Si quelques économistes ont adressé à la petite culture le reproche, démenti par l’observation, d’être peu favorable à la multiplication du bétail, on a aussi reproché à la petite propriété de se surcharger de dettes hypothécaires ; or il se trouve qu’en Lombardie, c’est dans la province où la propriété est le plus subdivisée qu’elle est le moins hypothéquée. Ainsi, tandis que la dette hypothécaire de toutes les provinces s’élève à 24,79 pour 100 de la valeur des biens-fonds, dans la province de Sondrio elle ne s’élève qu’à 1,50 pour 100[2]. En résumé, si les provinces où domine la petite culture produisent un revenu aussi élevé, si elles nourrissent aussi bien un nombre plus grand d’hommes, si elles possèdent autant de bétail, et si le sol y est moins hypothéqué, on peut en conclure qu’en Lombardie du moins, la petite culture et la petite propriété sont favorables à la production agricole et à la formation du capital rural.

Voyons maintenant l’influence que ces deux formes distinctes de culture exercent sur la population. Le sol lombard, comme on sait, est très morcelé ; or ce morcellement a-t-il eu pour conséquence, ainsi que l’ont prédit certains économistes anglais, de multiplier le nombre des habitans bien plus rapidement que les moyens de subsistance, et d’engendrer par suite le paupérisme ? C’est précisément le contraire qui arrive. En 1818, la Lombardie comptait 2,167,782 âmes,

  1. En Prusse par exemple, où l’on rencontre la très grande propriété dans les provinces de l’est et la très petite propriété dans celles de l’ouest, il se trouve que la première nourrit infiniment moins de bétail que la seconde. En Saxe, pays assez peu étendu et où la propriété est très divisée, la statistique officielle a constaté que sur les petites propriétés en dessous d’un acker 65 ares à peu près, on trouve, en réduisant tout le cheptel en têtes de bêtes à cornes, 5,613 têtes par 1,000 achers, et 110 têtes sur la même superficie dans les propriétés dépassant 1,000 ackers. Dr Engel, Zeitschrift des statistischen Büreau’s des Kœnigl. sœchsischen Ministeriums des Innern, n° 1, Februar 1857.
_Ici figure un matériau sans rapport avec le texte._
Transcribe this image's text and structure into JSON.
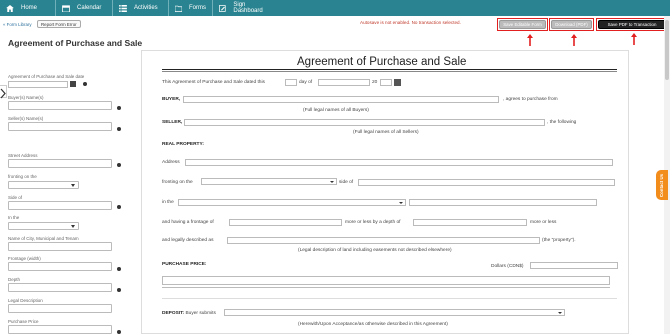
{
  "nav": {
    "items": [
      {
        "label": "Home",
        "icon": "home-icon"
      },
      {
        "label": "Calendar",
        "icon": "calendar-icon"
      },
      {
        "label": "Activities",
        "icon": "list-icon"
      },
      {
        "label": "Forms",
        "icon": "folder-icon"
      },
      {
        "label": "Sign Dashboard",
        "icon": "pen-icon"
      }
    ]
  },
  "toolbar": {
    "autosave": "Autosave is not enabled. No transaction selected.",
    "save_button": "Save Editable Form",
    "download_button": "Download (PDF)",
    "save_pdf_button": "Save PDF to Transaction"
  },
  "colors": {
    "nav": "#2a8390",
    "highlight": "#e22020",
    "contact": "#f28c1b"
  },
  "breadcrumb": {
    "form_library": "Form Library",
    "report_error": "Report Form Error"
  },
  "page_title": "Agreement of Purchase and Sale",
  "sidebar": {
    "fields": [
      {
        "label": "Agreement of Purchase and Sale date"
      },
      {
        "label": "Buyer(s) Name(s)"
      },
      {
        "label": "Seller(s) Name(s)"
      },
      {
        "label": "Street Address"
      },
      {
        "label": "fronting on the"
      },
      {
        "label": "Side of"
      },
      {
        "label": "In the"
      },
      {
        "label": "Name of City, Municipal and Tenam"
      },
      {
        "label": "Frontage (width)"
      },
      {
        "label": "Depth"
      },
      {
        "label": "Legal Description"
      },
      {
        "label": "Purchase Price"
      }
    ]
  },
  "doc": {
    "title": "Agreement of Purchase and Sale",
    "dated": "This Agreement of Purchase and Sale dated this",
    "day_of": "day of",
    "year_prefix": "20",
    "buyer": "BUYER,",
    "buyer_suffix": ", agrees to purchase from",
    "buyer_note": "(Full legal names of all Buyers)",
    "seller": "SELLER,",
    "seller_suffix": ", the following",
    "seller_note": "(Full legal names of all Sellers)",
    "real_property": "REAL PROPERTY:",
    "address": "Address",
    "fronting": "fronting on the",
    "side_of": "side of",
    "in_the": "in the",
    "frontage": "and having a frontage of",
    "depth": "more or less by a depth of",
    "more_or_less": "more or less",
    "legally": "and legally described as",
    "property": "(the \"property\").",
    "legal_note": "(Legal description of land including easements not described elsewhere)",
    "purchase_price": "PURCHASE PRICE:",
    "dollars": "Dollars (CDN$)",
    "deposit": "DEPOSIT:",
    "buyer_submits": "Buyer submits",
    "deposit_note": "(Herewith/Upon Acceptance/as otherwise described in this Agreement)"
  },
  "contact_us": "Contact Us"
}
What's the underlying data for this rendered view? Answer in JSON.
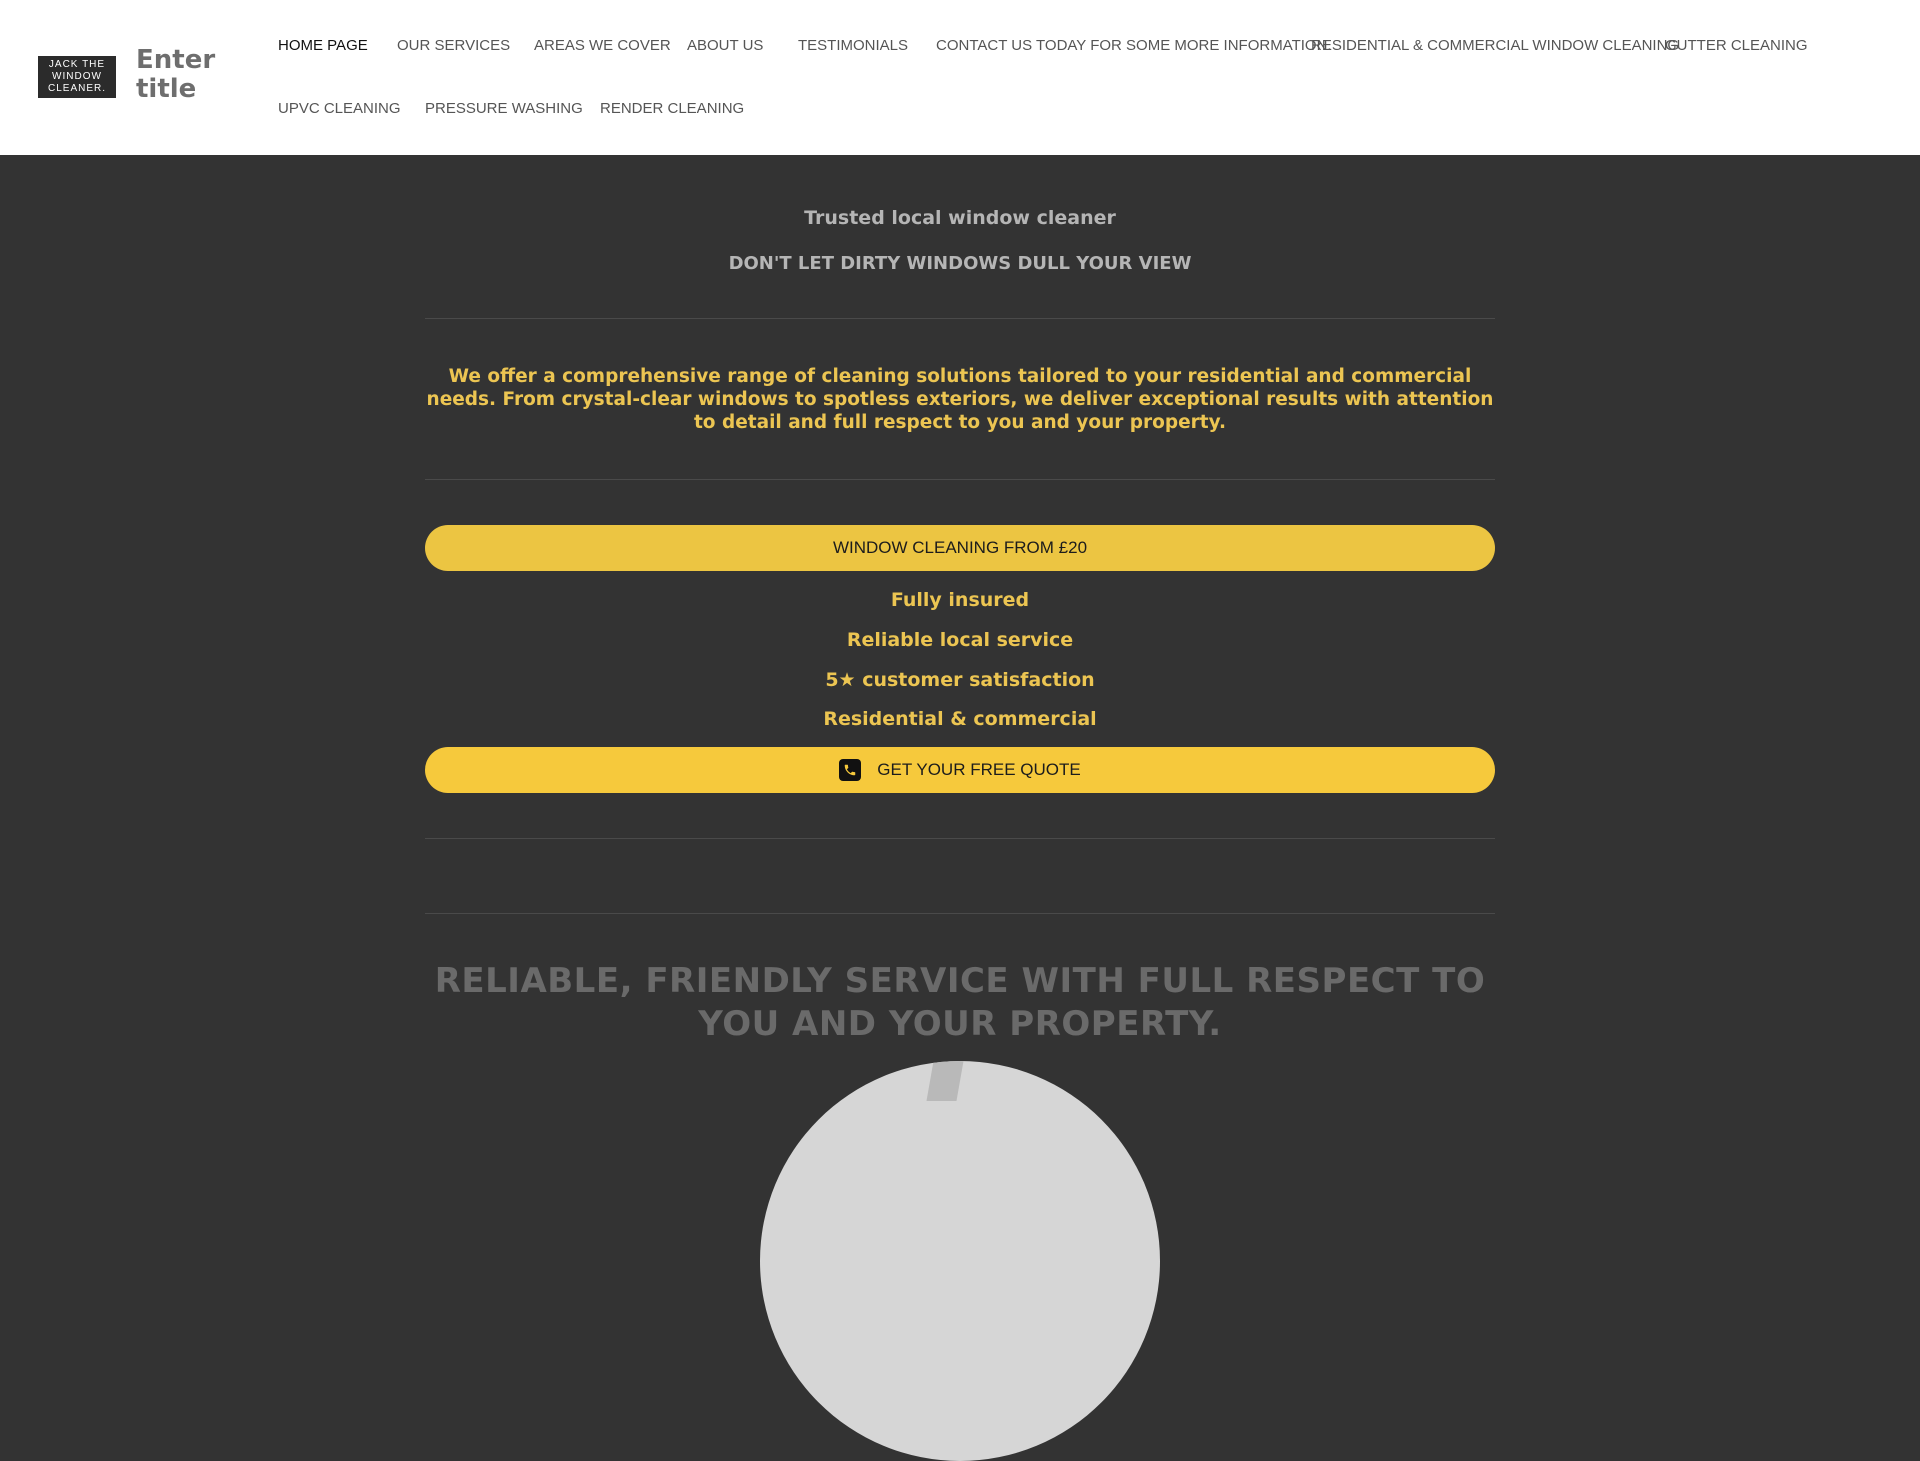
{
  "header": {
    "logo_lines": [
      "JACK THE",
      "WINDOW",
      "CLEANER."
    ],
    "site_title": "Enter title"
  },
  "nav": {
    "items": [
      {
        "label": "HOME PAGE",
        "active": true
      },
      {
        "label": "OUR SERVICES",
        "active": false
      },
      {
        "label": "AREAS WE COVER",
        "active": false
      },
      {
        "label": "ABOUT US",
        "active": false
      },
      {
        "label": "TESTIMONIALS",
        "active": false
      },
      {
        "label": "CONTACT US TODAY FOR SOME MORE INFORMATION.",
        "active": false
      },
      {
        "label": "RESIDENTIAL & COMMERCIAL WINDOW CLEANING",
        "active": false
      },
      {
        "label": "GUTTER CLEANING",
        "active": false
      },
      {
        "label": "UPVC CLEANING",
        "active": false
      },
      {
        "label": "PRESSURE WASHING",
        "active": false
      },
      {
        "label": "RENDER CLEANING",
        "active": false
      }
    ]
  },
  "hero": {
    "tagline": "Trusted local window cleaner",
    "sub_tagline": "DON'T LET DIRTY WINDOWS DULL YOUR VIEW",
    "intro": "We offer a comprehensive range of cleaning solutions tailored to your residential and commercial needs. From crystal-clear windows to spotless exteriors, we deliver exceptional results with attention to detail and full respect to you and your property.",
    "price_button": "WINDOW CLEANING FROM £20",
    "features": [
      "Fully insured",
      "Reliable local service",
      "5★ customer satisfaction",
      "Residential & commercial"
    ],
    "quote_button": "GET YOUR FREE QUOTE",
    "quote_icon": "phone-icon"
  },
  "section": {
    "headline": "RELIABLE, FRIENDLY SERVICE WITH FULL RESPECT TO YOU AND YOUR PROPERTY."
  },
  "colors": {
    "background": "#333333",
    "accent_yellow": "#f6c93c",
    "text_yellow": "#ecc552",
    "header_bg": "#ffffff"
  }
}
  2. Il en est partout ainsi en Europe : la petite propriété dans le même pays est moins endettée que la grande propriété, et les pays de grande propriété le sont plus que les pays de petite propriété. En Angleterre la dette hypothécaire s’élève à 50 pour 100 de la valeur du sol, en France à 10 pour 100 seulement, suivant MM. Passy et Wolowski. En Prusse, sur les bords du Rhin, on retrouve à peu près la même proportion qu’en France ; dans les provinces orientales, la proportion constatée en Angleterre est même dépassée. Voyez, pour ce dernier point, Kommiss.-Bericht der 2 Kammer vom 8 Mai 1851, cité par le président Dr Adolphe Lette dans son excellent opuscule Die Vertheitung des Grundeigenthums, Berlin 1858.